Peng Yu

Why L1 Norm has better sparsity than L2

22 Mar 2018

Use L1 and L2 Norm as parameter Regularization

L1 Norm as Regularization

$ J(h(\theta, X), y) + \lambda* \theta $

L2 Norm as Regularization

$J(h(\theta, X), y) + \lambda* (\theta)^2$

Here, $J$ is a loss function, $h$ is a model function, $\theta$ is parameter, $X$ is feature, $y$ is target, and $\lambda$ is hyperparameter where adjust how much to regularize.

Or use both of them, which is elastic net.

Why L1 is always doing a better job introduce sparsity to $\theta$ ? It always troubles me. And I have searched for answers. and most of the time, people are telling you, it’s because of the speed of change differs between L1 and L2 when $\theta$ is really small.

Like this graph here.

l1

And this graph here.

l2

But it is just not intuitive too me, maybe it is to most of people.

From this graph for sure I can tell that the $w$ ,which is $\theta$ in our equation, changes way faster in L1 when it get smaller. But sparsity means it stays at the very button. Both of the updating equation in the graph doesn’t guarantee you that once you have $w$ = 0, you won’t move out of zero.

Why the chance of obtaining a zero in $w$ have something to do with the speed of changing ?

So, i decide to take a step back. By asking myself, what does it mean to have better sparity?
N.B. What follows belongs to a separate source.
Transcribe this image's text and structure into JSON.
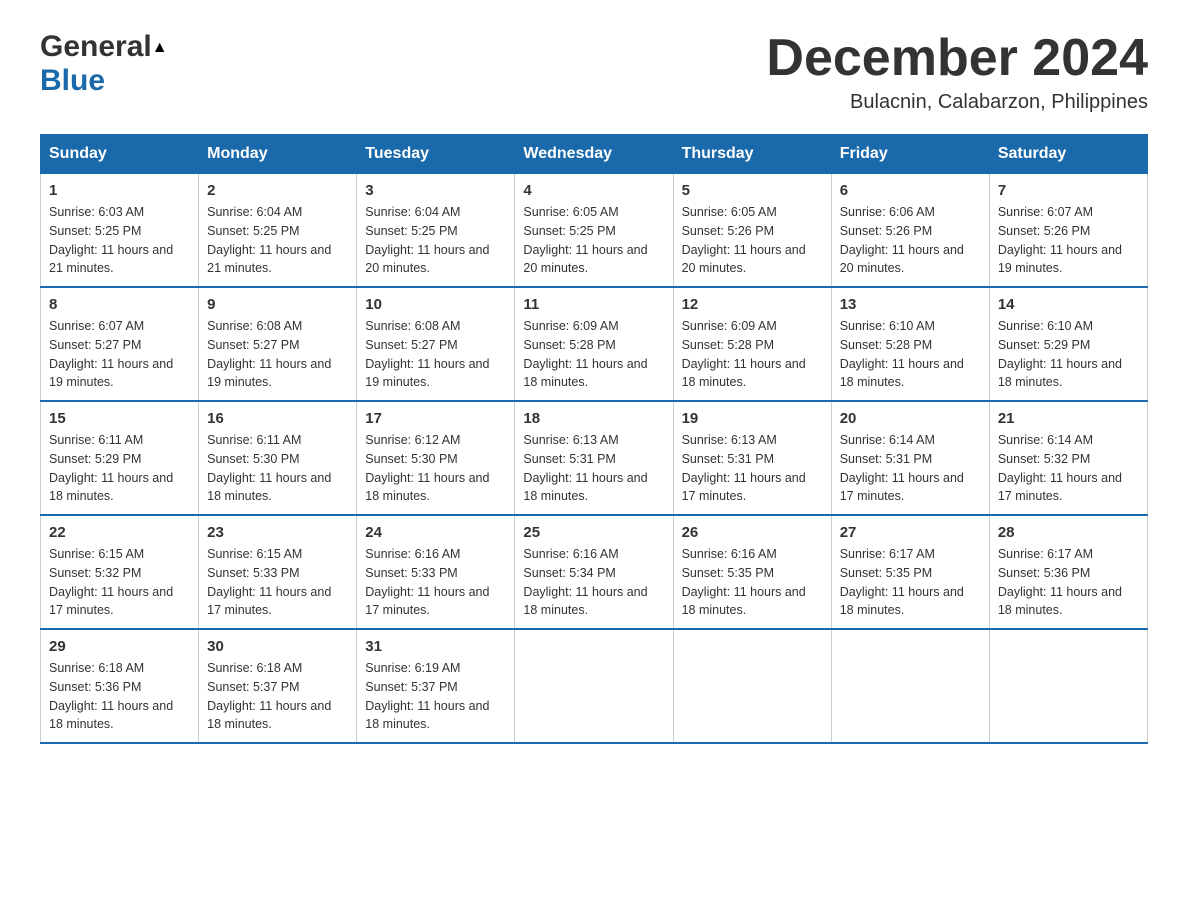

The implicit prior is that, we have two model both fitted/converged. Then we can compare the sparsity. The further prior is that, we have sparity in the true model -> we have redundancy within features.

But then.. it’s still by chance. but definitely not ture in my coding experience, not matter when i have a l1 normed model, there will be 0s. even if there is no redundancy.